Et papa sortit en remuant son épaule ; en ce moment son tic trahissait l’embarras.

Dès qu’il fut sorti, je me hâtai de revêtir mon uniforme d’étudiant et de me rendre au salon. Volodia, au contraire, ne se dépêcha pas et resta longtemps à causer avec Iacov des bons endroits pour la bécasse et la bécassine. Il ne craignait rien tant au monde que les effusions avec sa famille, et, à force de les redouter, il tombait dans une froideur blessante pour qui en ignorait la cause. Dans l’antichambre, je croisai papa, qui se dirigeait vers le perron avec ses petits pas précipités. Il avait son habit neuf de Moscou et il sentait bon. En m’apercevant, il me fit gaiement un petit signe de tête comme pour dire : « Vois-tu, comme je suis beau ? », et je fus de nouveau frappé de l’expression joyeuse de ses yeux.
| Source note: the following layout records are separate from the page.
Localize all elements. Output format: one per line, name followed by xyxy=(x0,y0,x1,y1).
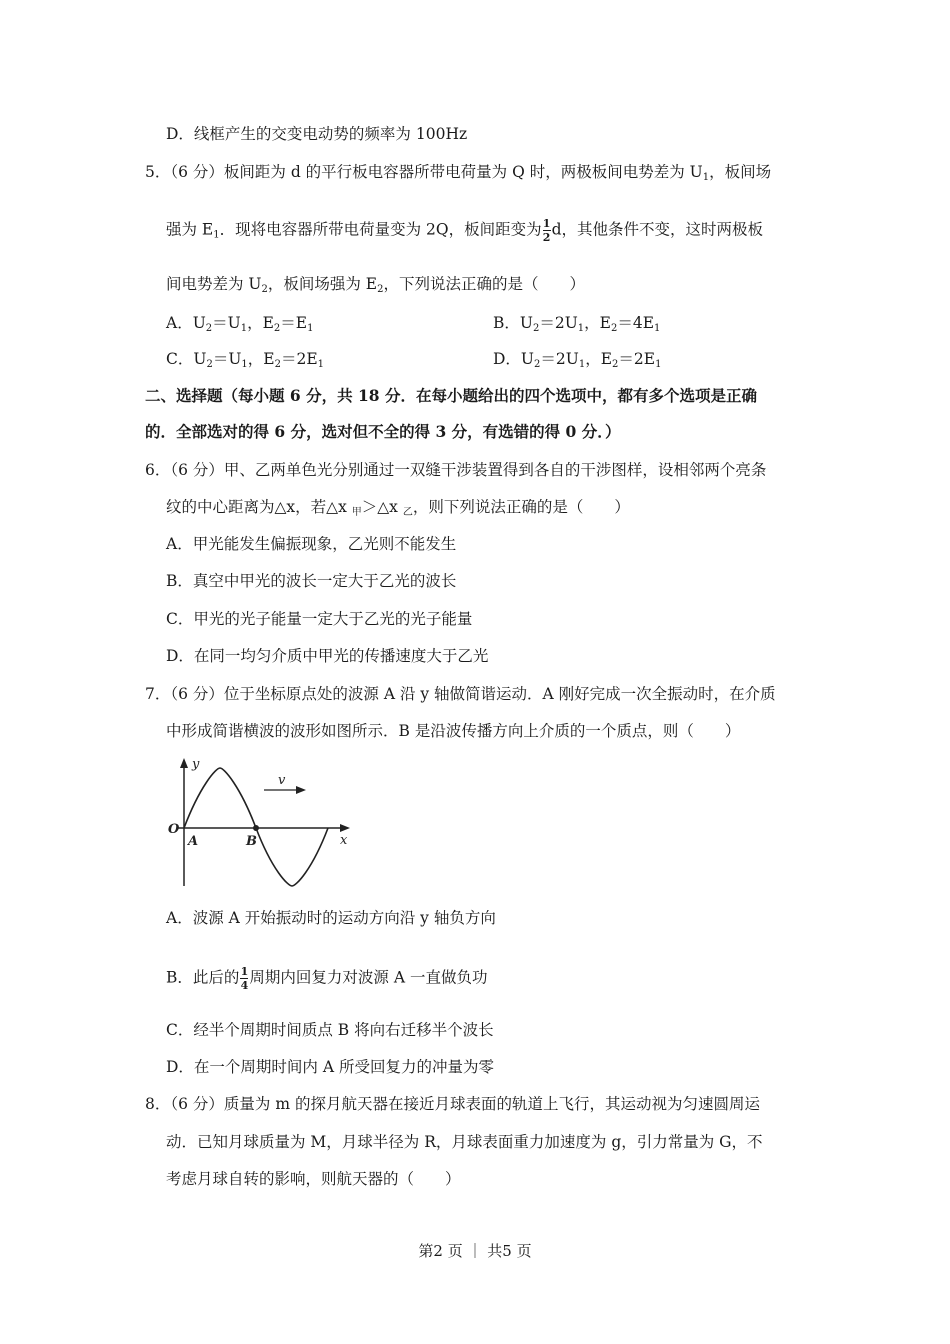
q7-option-a: A．波源 A 开始振动时的运动方向沿 y 轴负方向 xyxy=(166,909,496,927)
q6-option-a: A．甲光能发生偏振现象，乙光则不能发生 xyxy=(166,535,457,553)
page-footer: 第2 页 ｜ 共5 页 xyxy=(418,1242,532,1260)
point-b-label: B xyxy=(246,834,257,849)
q7-option-c: C．经半个周期时间质点 B 将向右迁移半个波长 xyxy=(166,1021,494,1039)
q7-wave-figure xyxy=(160,756,360,896)
q5-option-b: B．$U_2=2U_1$，$E_2=4E_1$ xyxy=(493,314,661,334)
y-label: y xyxy=(192,757,200,772)
q8-stem-line3: 考虑月球自转的影响，则航天器的（ ） xyxy=(166,1170,461,1188)
q5-fraction-half: $\frac{1}{2}$ xyxy=(542,217,551,244)
velocity-arrowhead xyxy=(296,786,306,794)
q5-stem-line2: 强为 $E_1$．现将电容器所带电荷量变为 2Q，板间距变为 $\frac{1}{2}$ d，其他条件不变，这时两极板 xyxy=(166,217,764,244)
x-label: x xyxy=(340,833,348,848)
q8-stem-line2: 动．已知月球质量为 M，月球半径为 R，月球表面重力加速度为 g，引力常量为 G，不 xyxy=(166,1133,763,1151)
q5-option-d: D．$U_2=2U_1$，$E_2=2E_1$ xyxy=(493,350,662,370)
q7-stem-line1: 7．（6 分）位于坐标原点处的波源 A 沿 y 轴做简谐运动．A 刚好完成一次全振动时，在介质 xyxy=(145,685,776,703)
q6-stem-line1: 6．（6 分）甲、乙两单色光分别通过一双缝干涉装置得到各自的干涉图样，设相邻两个亮条 xyxy=(145,461,767,479)
y-axis-arrow xyxy=(180,758,188,768)
q7-fraction-quarter: $\frac{1}{4}$ xyxy=(240,965,249,992)
q5-option-c: C．$U_2=U_1$，$E_2=2E_1$ xyxy=(166,350,325,370)
q6-stem-line2: 纹的中心距离为△x，若△x $_甲$＞△x $_乙$，则下列说法正确的是（ ） xyxy=(166,498,630,518)
origin-label: O xyxy=(168,822,180,837)
q5-stem-line3: 间电势差为 $U_2$，板间场强为 $E_2$，下列说法正确的是（ ） xyxy=(166,275,586,295)
q5-option-a: A．$U_2=U_1$，$E_2=E_1$ xyxy=(166,314,314,334)
q7-option-d: D．在一个周期时间内 A 所受回复力的冲量为零 xyxy=(166,1058,494,1076)
q8-stem-line1: 8．（6 分）质量为 m 的探月航天器在接近月球表面的轨道上飞行，其运动视为匀速圆周运 xyxy=(145,1095,760,1113)
q4-option-d: D．线框产生的交变电动势的频率为 100Hz xyxy=(166,125,468,143)
q5-stem-line1: 5．（6 分）板间距为 d 的平行板电容器所带电荷量为 Q 时，两极板间电势差为 $U_1$，板间场 xyxy=(145,163,772,183)
point-b-dot xyxy=(253,825,259,831)
point-a-label: A xyxy=(188,834,199,849)
q7-option-b: B．此后的 $\frac{1}{4}$ 周期内回复力对波源 A 一直做负功 xyxy=(166,965,488,992)
velocity-label: v xyxy=(278,773,286,788)
section2-heading-line1: 二、选择题（每小题 6 分，共 18 分．在每小题给出的四个选项中，都有多个选项是正确 xyxy=(145,386,757,405)
q6-option-c: C．甲光的光子能量一定大于乙光的光子能量 xyxy=(166,610,473,628)
section2-heading-line2: 的．全部选对的得 6 分，选对但不全的得 3 分，有选错的得 0 分．） xyxy=(145,422,621,441)
q6-option-d: D．在同一均匀介质中甲光的传播速度大于乙光 xyxy=(166,647,489,665)
q6-option-b: B．真空中甲光的波长一定大于乙光的波长 xyxy=(166,572,457,590)
x-axis-arrow xyxy=(340,824,350,832)
q7-stem-line2: 中形成简谐横波的波形如图所示．B 是沿波传播方向上介质的一个质点，则（ ） xyxy=(166,722,741,740)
Il n’y avait absolument rien de changé dans le salon. Le vieux piano à queue en bois jaune était toujours à sa place dans la pièce haute et claire. Les grandes fenêtres, ouvertes comme autrefois, avaient la même vue riante sur les massifs verts et les petites allées rougeâtres du jardin. J’embrassai Mimi et Lioubotchka et m’approchai de Catherine pour en faire autant. Tout à coup, l’idée me vint qu’à présent il était inconvenant de l’embrasser. Je m’arrêtai, me tus et rougis. Catherine, sans le moindre embarras, me tendit sa main blanche et me complimenta sur mon entrée à l’Université. La même scène se répéta à l’entrée de Volodia au salon. Il était réellement difficile, ayant été élevés ensemble et nous étant vus tous les jours jusqu’à cette première séparation, de régler comment nous devions nous dire bonjour en nous retrouvant. Cette fois, ce fut Catherine qui rougit. Quant à Volodia, il ne parut pas le moins du monde embarrassé et s’inclina légèrement devant elle ; après quoi, il alla causer un instant, en badinant, avec notre sœur et alla se promener.